En France, un homme a froidement assassiné sa femme et mère de ses trois enfants. La victime, prénommée Chahinez, une Algérienne âgée de 31 ans, a été tuée de manière atroce. Son mari récidiviste l'a brûlée vive en pleine rue dans un quartier résidentiel à Mérignac, dans la banlieue de Bordeaux. Ce qui a provoqué une grosse vague d'indignation en France mais aussi en Algérie.

Les faits ont eu lieu dans la soirée du mardi 4 mai. Il était environ 18 heures quand Mounir B., âgé de 44 ans, a poursuivi, fusil à la main, sa femme, Chahinez, dont il était séparé, dans la rue à Mérignac. Il « était porteur d’un fusil de calibre 12, d’un pistolet à gaz et d’une ceinture de cartouches », a indiqué le parquet de Bordeaux dans un communiqué relayé par plusieurs médias français.

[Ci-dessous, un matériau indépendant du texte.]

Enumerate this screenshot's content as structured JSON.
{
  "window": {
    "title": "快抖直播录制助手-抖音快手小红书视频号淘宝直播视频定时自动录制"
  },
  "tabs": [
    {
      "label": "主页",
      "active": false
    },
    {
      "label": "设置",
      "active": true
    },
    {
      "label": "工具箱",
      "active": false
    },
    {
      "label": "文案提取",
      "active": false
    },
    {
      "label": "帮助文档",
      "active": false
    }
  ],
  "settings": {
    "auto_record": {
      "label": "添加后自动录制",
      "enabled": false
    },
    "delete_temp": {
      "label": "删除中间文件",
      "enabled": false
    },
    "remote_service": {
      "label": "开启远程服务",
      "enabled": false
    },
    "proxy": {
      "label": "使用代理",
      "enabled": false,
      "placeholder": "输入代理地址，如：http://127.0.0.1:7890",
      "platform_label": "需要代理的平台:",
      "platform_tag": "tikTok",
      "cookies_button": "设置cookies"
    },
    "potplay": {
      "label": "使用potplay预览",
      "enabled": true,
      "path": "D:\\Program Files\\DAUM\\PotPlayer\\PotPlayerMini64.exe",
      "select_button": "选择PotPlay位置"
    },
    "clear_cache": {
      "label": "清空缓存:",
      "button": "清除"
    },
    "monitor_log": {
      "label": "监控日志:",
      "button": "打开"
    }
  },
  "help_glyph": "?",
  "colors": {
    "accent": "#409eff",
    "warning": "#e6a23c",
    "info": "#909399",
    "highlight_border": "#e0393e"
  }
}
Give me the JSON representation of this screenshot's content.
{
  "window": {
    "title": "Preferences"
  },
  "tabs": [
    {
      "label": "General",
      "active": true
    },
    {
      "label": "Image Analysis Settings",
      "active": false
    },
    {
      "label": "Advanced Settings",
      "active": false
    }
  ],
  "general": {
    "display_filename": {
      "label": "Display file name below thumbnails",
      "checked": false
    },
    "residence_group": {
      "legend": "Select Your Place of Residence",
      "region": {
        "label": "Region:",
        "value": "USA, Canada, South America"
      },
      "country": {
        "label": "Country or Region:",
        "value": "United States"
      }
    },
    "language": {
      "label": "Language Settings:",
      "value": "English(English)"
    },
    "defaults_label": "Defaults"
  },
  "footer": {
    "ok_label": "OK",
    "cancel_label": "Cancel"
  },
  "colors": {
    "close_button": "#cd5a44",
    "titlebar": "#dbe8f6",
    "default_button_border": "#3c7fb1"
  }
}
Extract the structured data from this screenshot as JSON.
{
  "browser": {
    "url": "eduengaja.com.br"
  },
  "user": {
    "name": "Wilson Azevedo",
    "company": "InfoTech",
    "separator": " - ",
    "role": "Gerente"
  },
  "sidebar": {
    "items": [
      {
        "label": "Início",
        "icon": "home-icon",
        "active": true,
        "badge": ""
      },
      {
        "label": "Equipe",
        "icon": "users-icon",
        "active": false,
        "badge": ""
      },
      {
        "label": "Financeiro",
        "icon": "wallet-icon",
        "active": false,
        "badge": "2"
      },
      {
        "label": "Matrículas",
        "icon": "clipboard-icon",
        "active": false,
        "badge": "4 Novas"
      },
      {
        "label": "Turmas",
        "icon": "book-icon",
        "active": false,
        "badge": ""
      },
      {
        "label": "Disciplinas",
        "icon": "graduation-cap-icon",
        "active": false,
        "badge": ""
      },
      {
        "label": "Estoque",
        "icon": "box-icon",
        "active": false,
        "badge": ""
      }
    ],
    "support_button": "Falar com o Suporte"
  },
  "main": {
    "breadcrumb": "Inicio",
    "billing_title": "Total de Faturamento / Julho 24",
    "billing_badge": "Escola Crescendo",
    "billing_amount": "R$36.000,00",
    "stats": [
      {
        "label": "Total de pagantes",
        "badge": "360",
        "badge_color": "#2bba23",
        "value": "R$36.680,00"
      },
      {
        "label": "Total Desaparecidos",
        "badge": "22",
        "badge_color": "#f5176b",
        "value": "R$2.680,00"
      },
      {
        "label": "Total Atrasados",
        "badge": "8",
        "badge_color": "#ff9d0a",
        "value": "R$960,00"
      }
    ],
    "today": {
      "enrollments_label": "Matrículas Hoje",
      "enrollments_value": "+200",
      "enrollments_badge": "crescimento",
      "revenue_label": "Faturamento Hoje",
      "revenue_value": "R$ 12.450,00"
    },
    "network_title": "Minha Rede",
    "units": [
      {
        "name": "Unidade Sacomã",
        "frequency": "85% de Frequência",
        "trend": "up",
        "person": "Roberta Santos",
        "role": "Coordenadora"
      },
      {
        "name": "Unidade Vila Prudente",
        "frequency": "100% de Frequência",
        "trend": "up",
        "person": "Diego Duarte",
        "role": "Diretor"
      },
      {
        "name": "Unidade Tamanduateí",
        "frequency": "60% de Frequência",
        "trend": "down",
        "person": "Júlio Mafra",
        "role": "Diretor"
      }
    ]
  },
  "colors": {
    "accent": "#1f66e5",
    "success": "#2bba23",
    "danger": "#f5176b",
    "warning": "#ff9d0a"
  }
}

Le mari violent n'a pas hésité à tirer des coups de feu dans les jambes de la jeune Algérienne, jusqu'à ce qu'elle tombe par terre. Voyant qu'elle n'était pas encore morte, l'agresseur a décidé de brûler sa victime en l'aspergeant d'essence avant de lui mettre le feu. Avant son coup, le quadragénaire avait mis le feu au garage du pavillon et avait brûlé plusieurs effets personnels de sa femme. « On s’est dit que c’étaient des pétards. Après, il est venu brûler la maison, il tirait n’importe où », a raconté Anne, une voisine de la victime à l’AFP.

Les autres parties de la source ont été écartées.